In het kort: veel schietoefening met veel loopwerk.(NADRUK OP LEREN OP 1 BEEN SCHIETEN AAN EIND VAN SEIZOEN PLUS UITSTAPPEN MET GOOIEN)
Organisatie: de korven worden in een vierkant gezet Het aantal korven komt heel precies: streef naar 5 korven per 10 spelers.

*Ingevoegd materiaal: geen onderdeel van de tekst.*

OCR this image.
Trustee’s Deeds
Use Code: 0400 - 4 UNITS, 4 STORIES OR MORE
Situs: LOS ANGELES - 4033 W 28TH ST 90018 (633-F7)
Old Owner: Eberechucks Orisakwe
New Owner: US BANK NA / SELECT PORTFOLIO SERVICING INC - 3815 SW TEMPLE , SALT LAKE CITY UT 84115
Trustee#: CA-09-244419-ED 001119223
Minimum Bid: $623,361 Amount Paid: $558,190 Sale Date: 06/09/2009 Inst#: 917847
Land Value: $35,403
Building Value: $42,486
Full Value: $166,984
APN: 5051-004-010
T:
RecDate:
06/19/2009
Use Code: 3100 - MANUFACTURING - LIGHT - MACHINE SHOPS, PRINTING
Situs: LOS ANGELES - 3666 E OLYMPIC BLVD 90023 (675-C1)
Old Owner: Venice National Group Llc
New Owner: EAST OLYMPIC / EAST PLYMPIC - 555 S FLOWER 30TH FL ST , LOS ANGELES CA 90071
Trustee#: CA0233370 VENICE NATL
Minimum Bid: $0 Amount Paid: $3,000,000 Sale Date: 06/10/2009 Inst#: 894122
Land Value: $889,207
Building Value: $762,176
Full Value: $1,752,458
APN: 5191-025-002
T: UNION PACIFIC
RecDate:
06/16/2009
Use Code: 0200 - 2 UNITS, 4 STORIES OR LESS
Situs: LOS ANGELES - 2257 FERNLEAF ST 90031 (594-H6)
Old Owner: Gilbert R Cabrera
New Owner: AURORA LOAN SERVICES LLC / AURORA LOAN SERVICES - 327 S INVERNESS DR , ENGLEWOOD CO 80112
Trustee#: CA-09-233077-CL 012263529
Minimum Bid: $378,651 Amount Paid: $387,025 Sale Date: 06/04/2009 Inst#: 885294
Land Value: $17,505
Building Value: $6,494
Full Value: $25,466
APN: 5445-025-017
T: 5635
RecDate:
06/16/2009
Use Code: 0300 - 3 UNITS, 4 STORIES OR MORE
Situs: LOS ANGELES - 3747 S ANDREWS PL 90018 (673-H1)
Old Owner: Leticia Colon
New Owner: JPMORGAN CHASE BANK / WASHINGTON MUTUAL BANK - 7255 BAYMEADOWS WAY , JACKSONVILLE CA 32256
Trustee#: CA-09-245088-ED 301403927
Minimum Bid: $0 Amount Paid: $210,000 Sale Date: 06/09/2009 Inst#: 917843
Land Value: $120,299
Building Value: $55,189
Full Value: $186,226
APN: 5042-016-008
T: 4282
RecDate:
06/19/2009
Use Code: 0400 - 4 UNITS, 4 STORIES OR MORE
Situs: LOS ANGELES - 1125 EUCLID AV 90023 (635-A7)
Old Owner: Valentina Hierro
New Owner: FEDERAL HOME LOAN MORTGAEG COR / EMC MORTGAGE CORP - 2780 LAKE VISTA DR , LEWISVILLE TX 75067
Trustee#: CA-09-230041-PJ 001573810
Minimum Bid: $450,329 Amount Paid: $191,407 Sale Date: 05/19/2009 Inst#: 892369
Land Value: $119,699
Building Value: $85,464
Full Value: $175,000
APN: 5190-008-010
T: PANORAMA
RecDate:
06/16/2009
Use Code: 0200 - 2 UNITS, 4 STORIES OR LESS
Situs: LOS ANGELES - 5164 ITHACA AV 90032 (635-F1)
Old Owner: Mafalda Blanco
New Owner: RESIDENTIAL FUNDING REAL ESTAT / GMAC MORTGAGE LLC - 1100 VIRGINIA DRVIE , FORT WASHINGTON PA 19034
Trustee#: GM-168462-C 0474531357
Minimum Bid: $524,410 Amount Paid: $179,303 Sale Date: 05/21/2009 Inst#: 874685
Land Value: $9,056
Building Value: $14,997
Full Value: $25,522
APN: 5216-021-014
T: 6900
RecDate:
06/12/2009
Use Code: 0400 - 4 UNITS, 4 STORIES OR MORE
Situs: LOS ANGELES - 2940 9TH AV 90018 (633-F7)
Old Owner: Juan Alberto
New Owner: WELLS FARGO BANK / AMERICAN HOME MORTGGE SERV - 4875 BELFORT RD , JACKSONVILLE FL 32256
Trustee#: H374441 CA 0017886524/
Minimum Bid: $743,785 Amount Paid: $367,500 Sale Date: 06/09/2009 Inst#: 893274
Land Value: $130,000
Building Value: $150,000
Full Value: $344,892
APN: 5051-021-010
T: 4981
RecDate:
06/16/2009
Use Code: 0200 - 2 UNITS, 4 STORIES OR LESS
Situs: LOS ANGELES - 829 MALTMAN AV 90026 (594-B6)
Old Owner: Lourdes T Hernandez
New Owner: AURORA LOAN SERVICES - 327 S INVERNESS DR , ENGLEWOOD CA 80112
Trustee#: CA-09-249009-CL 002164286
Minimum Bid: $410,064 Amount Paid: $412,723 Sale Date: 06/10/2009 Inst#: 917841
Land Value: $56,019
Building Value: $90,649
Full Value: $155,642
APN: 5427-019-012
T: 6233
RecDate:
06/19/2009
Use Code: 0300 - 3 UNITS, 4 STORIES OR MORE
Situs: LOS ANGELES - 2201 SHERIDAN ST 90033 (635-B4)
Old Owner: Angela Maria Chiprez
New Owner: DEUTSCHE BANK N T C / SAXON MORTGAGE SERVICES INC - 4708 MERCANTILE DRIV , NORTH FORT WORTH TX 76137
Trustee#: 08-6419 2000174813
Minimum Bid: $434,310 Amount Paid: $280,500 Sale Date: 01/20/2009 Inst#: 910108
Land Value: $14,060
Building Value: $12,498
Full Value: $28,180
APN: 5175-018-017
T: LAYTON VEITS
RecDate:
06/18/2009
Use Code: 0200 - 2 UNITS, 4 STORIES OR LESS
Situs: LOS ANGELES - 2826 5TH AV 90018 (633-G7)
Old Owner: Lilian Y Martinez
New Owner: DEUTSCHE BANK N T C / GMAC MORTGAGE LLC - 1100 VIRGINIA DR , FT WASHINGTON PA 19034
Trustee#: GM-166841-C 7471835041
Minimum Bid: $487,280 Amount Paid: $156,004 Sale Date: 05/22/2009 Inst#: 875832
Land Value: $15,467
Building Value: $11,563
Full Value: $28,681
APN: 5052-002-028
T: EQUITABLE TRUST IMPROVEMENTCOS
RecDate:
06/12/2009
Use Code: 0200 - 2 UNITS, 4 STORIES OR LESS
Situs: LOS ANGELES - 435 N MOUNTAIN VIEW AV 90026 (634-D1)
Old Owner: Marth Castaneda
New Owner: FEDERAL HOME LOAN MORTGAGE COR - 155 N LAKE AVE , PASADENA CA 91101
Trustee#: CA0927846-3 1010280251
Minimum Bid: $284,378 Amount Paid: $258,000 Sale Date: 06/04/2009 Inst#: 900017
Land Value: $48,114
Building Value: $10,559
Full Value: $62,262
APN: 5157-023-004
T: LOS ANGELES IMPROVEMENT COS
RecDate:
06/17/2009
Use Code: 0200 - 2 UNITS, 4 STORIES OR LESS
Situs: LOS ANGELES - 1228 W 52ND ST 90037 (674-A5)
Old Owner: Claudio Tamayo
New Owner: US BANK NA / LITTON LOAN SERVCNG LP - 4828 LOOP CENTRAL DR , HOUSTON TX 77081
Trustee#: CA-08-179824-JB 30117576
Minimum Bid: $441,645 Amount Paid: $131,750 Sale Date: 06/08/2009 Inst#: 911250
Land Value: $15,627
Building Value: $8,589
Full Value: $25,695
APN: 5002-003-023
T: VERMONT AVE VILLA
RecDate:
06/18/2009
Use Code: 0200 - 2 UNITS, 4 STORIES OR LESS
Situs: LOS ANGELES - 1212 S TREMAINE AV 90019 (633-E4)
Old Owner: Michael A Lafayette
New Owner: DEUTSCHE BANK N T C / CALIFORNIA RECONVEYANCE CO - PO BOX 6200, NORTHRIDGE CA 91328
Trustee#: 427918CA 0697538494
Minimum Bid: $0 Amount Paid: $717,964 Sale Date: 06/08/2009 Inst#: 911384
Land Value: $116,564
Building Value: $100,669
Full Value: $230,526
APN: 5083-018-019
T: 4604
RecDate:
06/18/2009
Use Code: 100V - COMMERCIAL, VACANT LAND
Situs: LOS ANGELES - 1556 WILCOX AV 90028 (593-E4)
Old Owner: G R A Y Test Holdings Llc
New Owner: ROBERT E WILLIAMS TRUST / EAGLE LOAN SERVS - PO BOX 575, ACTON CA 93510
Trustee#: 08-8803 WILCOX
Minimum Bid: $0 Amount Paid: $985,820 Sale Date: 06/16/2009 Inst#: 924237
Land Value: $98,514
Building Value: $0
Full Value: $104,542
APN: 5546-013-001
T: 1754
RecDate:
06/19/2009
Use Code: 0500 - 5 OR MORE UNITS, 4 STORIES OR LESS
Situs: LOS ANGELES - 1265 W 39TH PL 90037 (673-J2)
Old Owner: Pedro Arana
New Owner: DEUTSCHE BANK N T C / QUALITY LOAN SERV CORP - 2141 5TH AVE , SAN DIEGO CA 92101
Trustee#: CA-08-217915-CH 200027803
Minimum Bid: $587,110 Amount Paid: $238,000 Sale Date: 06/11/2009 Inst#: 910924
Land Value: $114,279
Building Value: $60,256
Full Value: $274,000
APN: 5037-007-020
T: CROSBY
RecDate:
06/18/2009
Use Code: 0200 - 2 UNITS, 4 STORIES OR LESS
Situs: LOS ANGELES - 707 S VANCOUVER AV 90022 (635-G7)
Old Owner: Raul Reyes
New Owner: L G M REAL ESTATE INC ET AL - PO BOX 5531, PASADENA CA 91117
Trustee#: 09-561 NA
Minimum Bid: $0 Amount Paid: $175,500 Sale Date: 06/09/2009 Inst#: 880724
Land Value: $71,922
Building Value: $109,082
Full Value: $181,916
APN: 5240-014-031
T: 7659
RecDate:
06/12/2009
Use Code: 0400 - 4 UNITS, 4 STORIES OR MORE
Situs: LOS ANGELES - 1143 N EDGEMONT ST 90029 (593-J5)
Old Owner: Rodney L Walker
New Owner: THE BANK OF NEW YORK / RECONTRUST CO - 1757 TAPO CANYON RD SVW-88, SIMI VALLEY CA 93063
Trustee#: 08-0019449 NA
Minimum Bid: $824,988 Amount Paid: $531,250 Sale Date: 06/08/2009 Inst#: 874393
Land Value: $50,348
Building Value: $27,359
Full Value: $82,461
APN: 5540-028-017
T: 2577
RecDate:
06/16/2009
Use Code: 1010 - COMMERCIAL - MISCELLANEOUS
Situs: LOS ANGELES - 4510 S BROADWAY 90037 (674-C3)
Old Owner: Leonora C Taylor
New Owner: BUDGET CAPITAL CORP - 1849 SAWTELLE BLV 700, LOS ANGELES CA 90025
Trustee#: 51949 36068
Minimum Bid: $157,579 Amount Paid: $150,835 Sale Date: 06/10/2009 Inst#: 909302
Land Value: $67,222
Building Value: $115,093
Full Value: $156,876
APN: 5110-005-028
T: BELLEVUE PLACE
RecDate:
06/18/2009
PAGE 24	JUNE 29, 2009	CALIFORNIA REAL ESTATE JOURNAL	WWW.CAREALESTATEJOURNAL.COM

a ) De spelers beginnen bij elke korf 1 afvanger onder de korf en de andere persoon staat in hoepel voor de korf met bal, schieten op twee benen geschoten door naar de volgende korf
wisselen: op tijd
bij oneven aantallen nog een keer lopen of nog een x vangen
b ) Als a., maar nu met de opdracht: Wie maakt het eerst 3 doelpunten?
c ) Als a., maar met de opdracht: een been uit de hoepel andere been omhoog trekken
(voor degene die met rechts schrijven rechts uit de hoepel ,SCHAKEL HIERBIJ DE HULPTRAINERS NADRUKKELIJK IN OM ZE TE HELPEN )
d ) Als a., maar er volgt een 'overneemsituatie': de loper vanuit de cirkel speelt na de bal ontvangen te hebben, de bal terug op de aangever die bij de paal is weg gestart
(DE AANGEVER STAPT MET 1 BEEN UIT DE HOEPEL OM TE GOOIEN). De oorspronkelijke aangever moet proberen van uit dit weg starten te scoren.(NU LOOPT DEGENE DIE GESCHOTEN HEB NAAR VOLGENDE KORF.)